How Expedia's Acquisition of Orbitz Affects Your Travel Costs
The merger of two major online travel agencies won't lead to price hikes, but you can find better deals using other sites.
Expedia is acquiring Orbitz, leaving the Priceline Group as Expedia's sole major competitor among online travel agencies. We recently spoke with Douglas Quinby—vice-president of research at Phocuswright, a travel-industry research firm—about the acquisition, as well as his advice on getting the best travel bargains. Here is an excerpt of our conversation.
KIPLINGER: What's the impact of this acquisition on travelers?

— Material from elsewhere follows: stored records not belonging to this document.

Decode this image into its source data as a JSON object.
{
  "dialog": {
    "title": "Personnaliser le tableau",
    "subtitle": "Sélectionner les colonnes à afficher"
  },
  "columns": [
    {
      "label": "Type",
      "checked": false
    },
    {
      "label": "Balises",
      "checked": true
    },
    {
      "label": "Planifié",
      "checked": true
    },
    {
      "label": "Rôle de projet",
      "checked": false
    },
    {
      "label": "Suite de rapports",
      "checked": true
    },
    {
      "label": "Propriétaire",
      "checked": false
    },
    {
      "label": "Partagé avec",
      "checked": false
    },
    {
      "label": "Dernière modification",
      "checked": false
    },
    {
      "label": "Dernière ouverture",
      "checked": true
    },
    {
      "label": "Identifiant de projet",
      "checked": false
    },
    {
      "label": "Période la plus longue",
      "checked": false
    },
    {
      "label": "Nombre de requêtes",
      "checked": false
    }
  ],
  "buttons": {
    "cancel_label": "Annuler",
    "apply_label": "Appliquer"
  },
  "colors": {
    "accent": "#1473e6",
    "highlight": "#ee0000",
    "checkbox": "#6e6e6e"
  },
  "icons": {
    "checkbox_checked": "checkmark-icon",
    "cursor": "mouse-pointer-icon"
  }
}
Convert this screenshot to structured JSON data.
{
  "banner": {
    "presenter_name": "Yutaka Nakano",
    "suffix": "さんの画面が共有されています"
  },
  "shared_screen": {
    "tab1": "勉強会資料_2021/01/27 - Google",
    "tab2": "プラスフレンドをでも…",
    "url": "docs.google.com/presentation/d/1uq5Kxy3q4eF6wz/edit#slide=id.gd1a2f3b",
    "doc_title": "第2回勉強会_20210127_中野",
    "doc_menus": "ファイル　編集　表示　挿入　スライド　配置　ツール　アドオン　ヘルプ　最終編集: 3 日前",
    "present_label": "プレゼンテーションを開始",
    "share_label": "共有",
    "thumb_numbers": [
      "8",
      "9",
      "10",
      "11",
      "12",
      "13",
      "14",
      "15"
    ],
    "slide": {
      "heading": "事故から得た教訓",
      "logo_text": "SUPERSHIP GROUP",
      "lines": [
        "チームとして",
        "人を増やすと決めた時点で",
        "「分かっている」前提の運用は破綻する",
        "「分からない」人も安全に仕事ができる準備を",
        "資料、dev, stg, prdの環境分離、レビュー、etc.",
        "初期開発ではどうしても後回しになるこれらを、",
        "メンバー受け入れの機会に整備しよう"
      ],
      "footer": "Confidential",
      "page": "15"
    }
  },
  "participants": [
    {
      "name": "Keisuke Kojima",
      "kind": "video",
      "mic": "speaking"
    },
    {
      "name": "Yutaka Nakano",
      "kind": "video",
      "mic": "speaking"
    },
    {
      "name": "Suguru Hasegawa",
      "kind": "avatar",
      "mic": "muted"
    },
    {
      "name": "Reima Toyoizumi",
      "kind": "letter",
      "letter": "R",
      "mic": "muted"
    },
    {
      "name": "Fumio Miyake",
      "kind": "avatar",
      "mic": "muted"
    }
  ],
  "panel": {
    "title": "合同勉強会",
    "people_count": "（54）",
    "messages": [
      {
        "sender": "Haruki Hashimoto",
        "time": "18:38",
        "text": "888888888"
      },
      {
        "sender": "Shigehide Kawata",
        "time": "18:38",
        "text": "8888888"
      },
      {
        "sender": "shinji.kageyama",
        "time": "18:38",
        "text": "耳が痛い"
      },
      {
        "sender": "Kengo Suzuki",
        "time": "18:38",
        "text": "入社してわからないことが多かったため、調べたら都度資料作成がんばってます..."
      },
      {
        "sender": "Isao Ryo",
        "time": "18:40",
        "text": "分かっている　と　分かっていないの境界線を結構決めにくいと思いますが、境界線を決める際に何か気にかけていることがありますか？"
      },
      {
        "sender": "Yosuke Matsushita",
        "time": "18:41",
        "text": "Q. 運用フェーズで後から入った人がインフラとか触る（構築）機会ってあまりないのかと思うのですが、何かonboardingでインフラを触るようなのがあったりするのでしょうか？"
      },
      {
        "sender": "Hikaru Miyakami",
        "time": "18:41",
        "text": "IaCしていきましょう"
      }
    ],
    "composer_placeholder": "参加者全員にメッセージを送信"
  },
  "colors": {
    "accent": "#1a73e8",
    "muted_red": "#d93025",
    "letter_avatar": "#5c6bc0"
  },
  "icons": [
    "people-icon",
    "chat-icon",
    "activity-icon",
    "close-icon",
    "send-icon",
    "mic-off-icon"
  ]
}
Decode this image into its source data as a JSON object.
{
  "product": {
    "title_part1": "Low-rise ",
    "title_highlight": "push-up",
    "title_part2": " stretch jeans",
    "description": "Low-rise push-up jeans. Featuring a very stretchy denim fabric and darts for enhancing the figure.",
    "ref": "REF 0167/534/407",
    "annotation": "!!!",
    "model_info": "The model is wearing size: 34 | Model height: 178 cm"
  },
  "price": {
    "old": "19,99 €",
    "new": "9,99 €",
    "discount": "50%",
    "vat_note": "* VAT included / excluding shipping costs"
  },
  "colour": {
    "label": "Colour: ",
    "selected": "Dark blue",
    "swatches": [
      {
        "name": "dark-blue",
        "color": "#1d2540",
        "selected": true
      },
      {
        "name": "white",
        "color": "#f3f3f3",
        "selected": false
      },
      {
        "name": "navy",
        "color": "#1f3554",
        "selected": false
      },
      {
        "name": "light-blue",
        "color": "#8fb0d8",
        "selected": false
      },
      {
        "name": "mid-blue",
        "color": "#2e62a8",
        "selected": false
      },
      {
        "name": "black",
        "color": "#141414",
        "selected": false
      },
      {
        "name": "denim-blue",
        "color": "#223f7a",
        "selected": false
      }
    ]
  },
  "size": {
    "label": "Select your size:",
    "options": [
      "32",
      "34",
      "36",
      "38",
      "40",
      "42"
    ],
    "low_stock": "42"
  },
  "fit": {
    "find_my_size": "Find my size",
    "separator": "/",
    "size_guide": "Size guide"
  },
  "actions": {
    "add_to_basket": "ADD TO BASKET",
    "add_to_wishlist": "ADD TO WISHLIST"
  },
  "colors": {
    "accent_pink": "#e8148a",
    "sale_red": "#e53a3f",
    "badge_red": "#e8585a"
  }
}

QUINBY: The typical concern with consolidation is higher prices and less choice. But with Orbitz, you'll now have more selection. Expedia, which owns Hotels.com, Hotwire, Travelocity and other brands, has a much richer portfolio of hotels, and Expedia will probably integrate the full breadth of its content on Orbitz. Besides, Expedia doesn't have much control over pricing. None of the online travel-booking sites do.

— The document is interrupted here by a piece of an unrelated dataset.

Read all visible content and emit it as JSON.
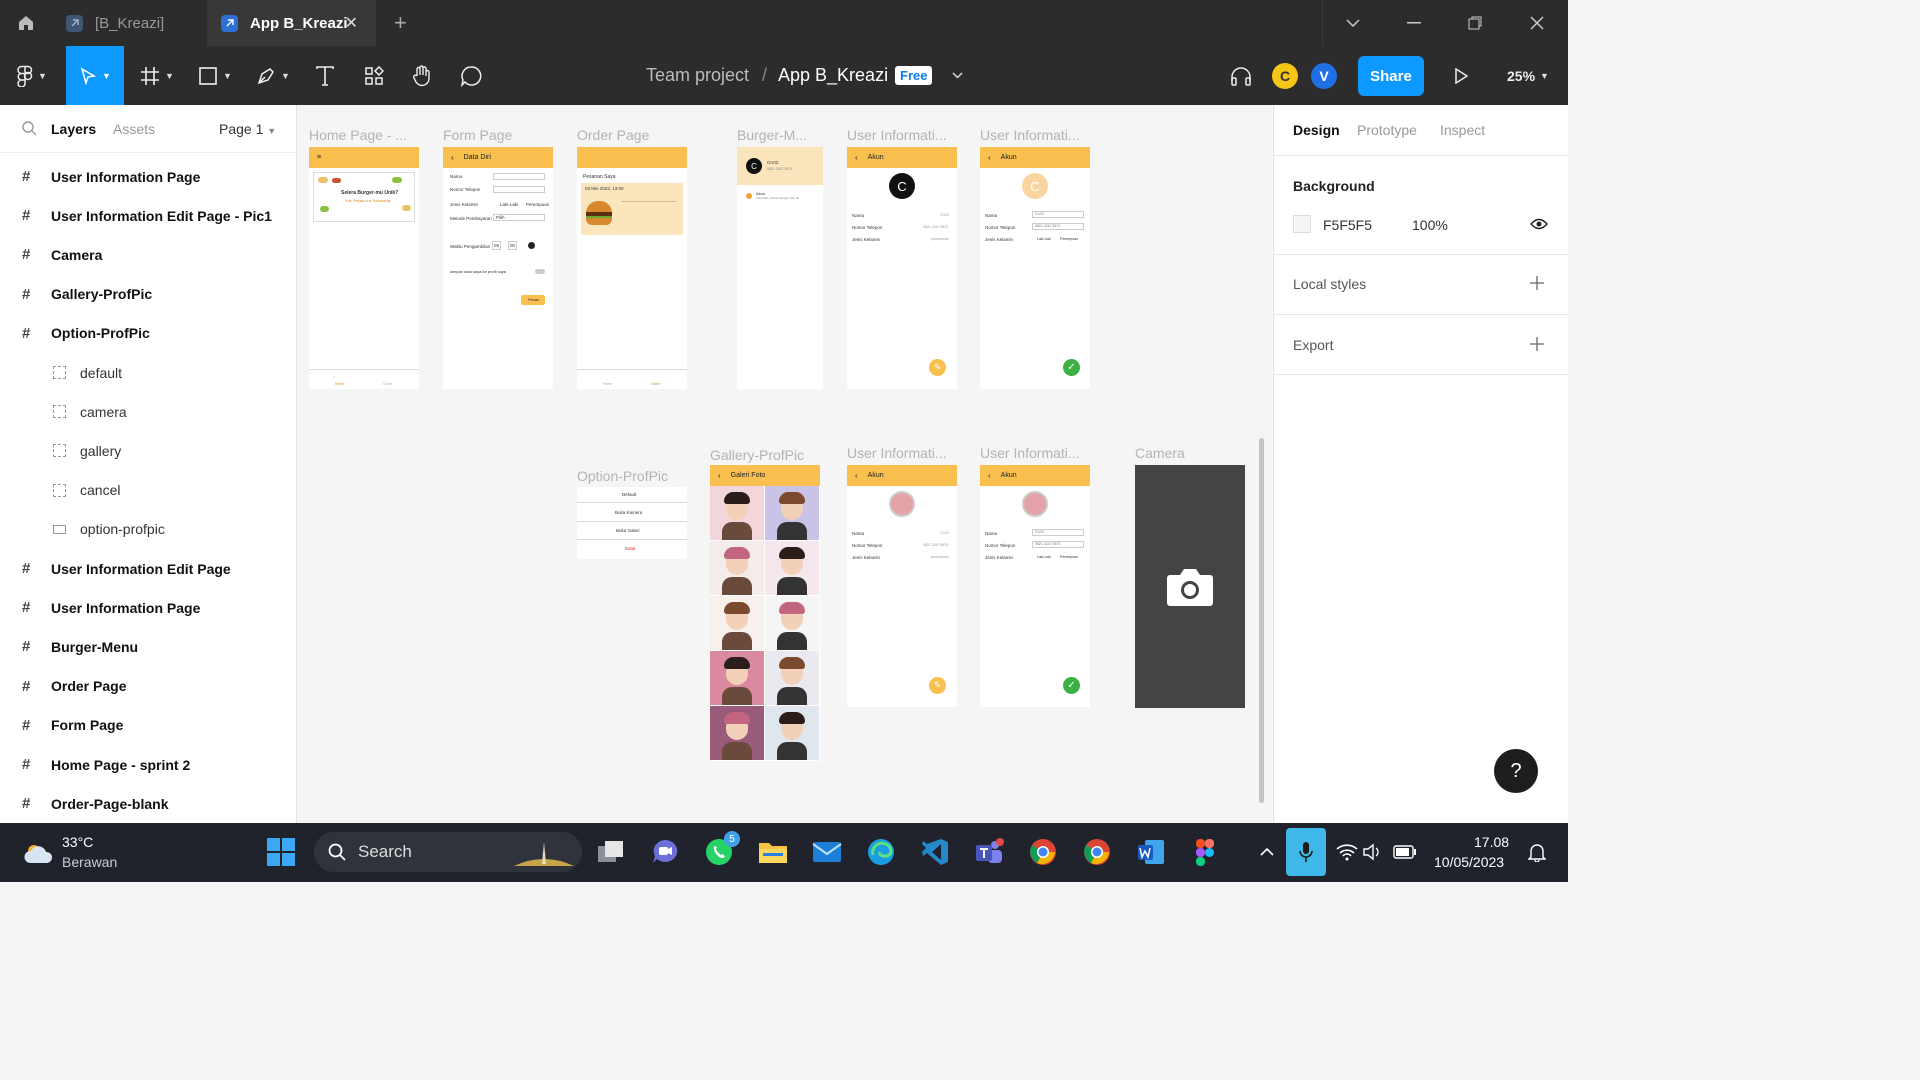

Why is that? Pricing is determined by the competitive dynamics of hotels, airlines and other suppliers. Most of the major hotels and airlines have distribution agreements with the travel sites that keep prices consistent, so it's tough to find big differences. And the sites check each other regularly. Plus, "metasearch" engines such as Kayak, TripAdvisor and Trivago pull in options and rates from a lot of sites.
So how can travelers scout the best bargains? There are still a lot of ways to purchase travel. HotelTonight is a great mobile app if you're looking for a last-minute deal on a room. Stayful is an online travel agency for independent boutique hotels. If you want a homelike experience, try Airbnb and HomeAway. For booking activities and tours, I like GetYourGuide, Peek and Viator. With companies that use a car-sharing model, such as FlightCar and RelayRides, you can rent a privately owned vehicle and often get rates below those from big car-rental brands.
Can booking directly with suppliers save you money? Airlines and hotels are increasingly looking for ways to entice travelers to book with them. Their distribution agreements may not allow them to offer lower prices than those that appear on other sites. But if you book a room on a hotel's site, maybe you'll get free in-room Wi-Fi, say.
Can travel agents dig up good deals? If you're looking for a mass-market type of vacation—say, a quick getaway on the cheap to Miami—it's tough for travel agents to add value. If you're planning something specialized, such as a two-week culinary tour of northern Italy, that's where travel agents can shine. But be prepared to pay for it.